A future with super capacitors used instead of a fuel cell may just be right around the corner. Graduate student Andrew Westover and Assistant Professor of Mechanical Engineering Cary Pint have discovered in Vanderbilt Universities Nanomaterials and Energy Devices Laboratory a “devices [that] demonstrate[s] – for the first time as far as we can tell – that it is possible to create materials that can store and discharge significant amounts of electricity while they are subject to realistic static loads and dynamic forces, such as vibrations or impacts,” said Pint. “Andrew has managed to make our dream of structural energy storage materials into a reality.”

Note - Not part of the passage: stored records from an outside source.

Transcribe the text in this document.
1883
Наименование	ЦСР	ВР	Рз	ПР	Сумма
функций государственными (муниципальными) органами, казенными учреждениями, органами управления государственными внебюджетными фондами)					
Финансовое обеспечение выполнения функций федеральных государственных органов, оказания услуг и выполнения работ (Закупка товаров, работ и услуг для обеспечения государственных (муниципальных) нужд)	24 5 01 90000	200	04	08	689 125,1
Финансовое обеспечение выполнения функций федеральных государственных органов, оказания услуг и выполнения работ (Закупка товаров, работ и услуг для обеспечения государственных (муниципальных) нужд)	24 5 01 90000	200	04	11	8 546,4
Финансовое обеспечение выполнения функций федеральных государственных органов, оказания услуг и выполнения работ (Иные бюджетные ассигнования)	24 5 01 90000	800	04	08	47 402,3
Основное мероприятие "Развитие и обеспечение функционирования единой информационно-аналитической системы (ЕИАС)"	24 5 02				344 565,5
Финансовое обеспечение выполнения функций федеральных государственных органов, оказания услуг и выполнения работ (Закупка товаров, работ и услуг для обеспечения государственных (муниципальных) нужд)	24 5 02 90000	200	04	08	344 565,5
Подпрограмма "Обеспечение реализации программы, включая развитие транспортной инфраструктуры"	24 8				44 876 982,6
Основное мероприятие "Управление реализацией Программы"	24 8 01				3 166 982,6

“In an unpackaged, structurally integrated state our supercapacitor can store more energy and operate at higher voltages than a packaged, off-the-shelf commercial supercapacitor, even under intense dynamic and static forces,” Pint said
What does this mean? Basically this means that the chassis of a car, the frame of a laptop, or a fridge can all potentially be built with this technology in mind, essentially eliminating the necessity for the weighty fuel cell battery.
“The new device that Pint and Westover has developed is a supercapacitor that stores electricity by assembling electrically charged ions on the surface of a porous material, instead of storing it in chemical reactions the way batteries do. As a result, supercaps can charge and discharge in minutes, instead of hours, and operate for millions of cycles, instead of thousands of cycles like batteries.” ~Nanowerk
Because of the Supercapacitors energy discharge rate, it has been common to find supercapacitors that weight as much or more than Lithium-Ion batteries. However, this new technology promises batteries that have multiple functions. They can act as the necessary frame of a device, as well as store energy. Another benefit of a battery that can withstand the stresses and shocks that a frame would experience is that this also directly translates into the endurance of the cell, effectively increasing the recharge-cycle lifespan from 500~1000 recharges we see in fuel cell batteries to over a million. It wouldn’t be practical if we had to replace a car frame every 3 years because the battery ran out!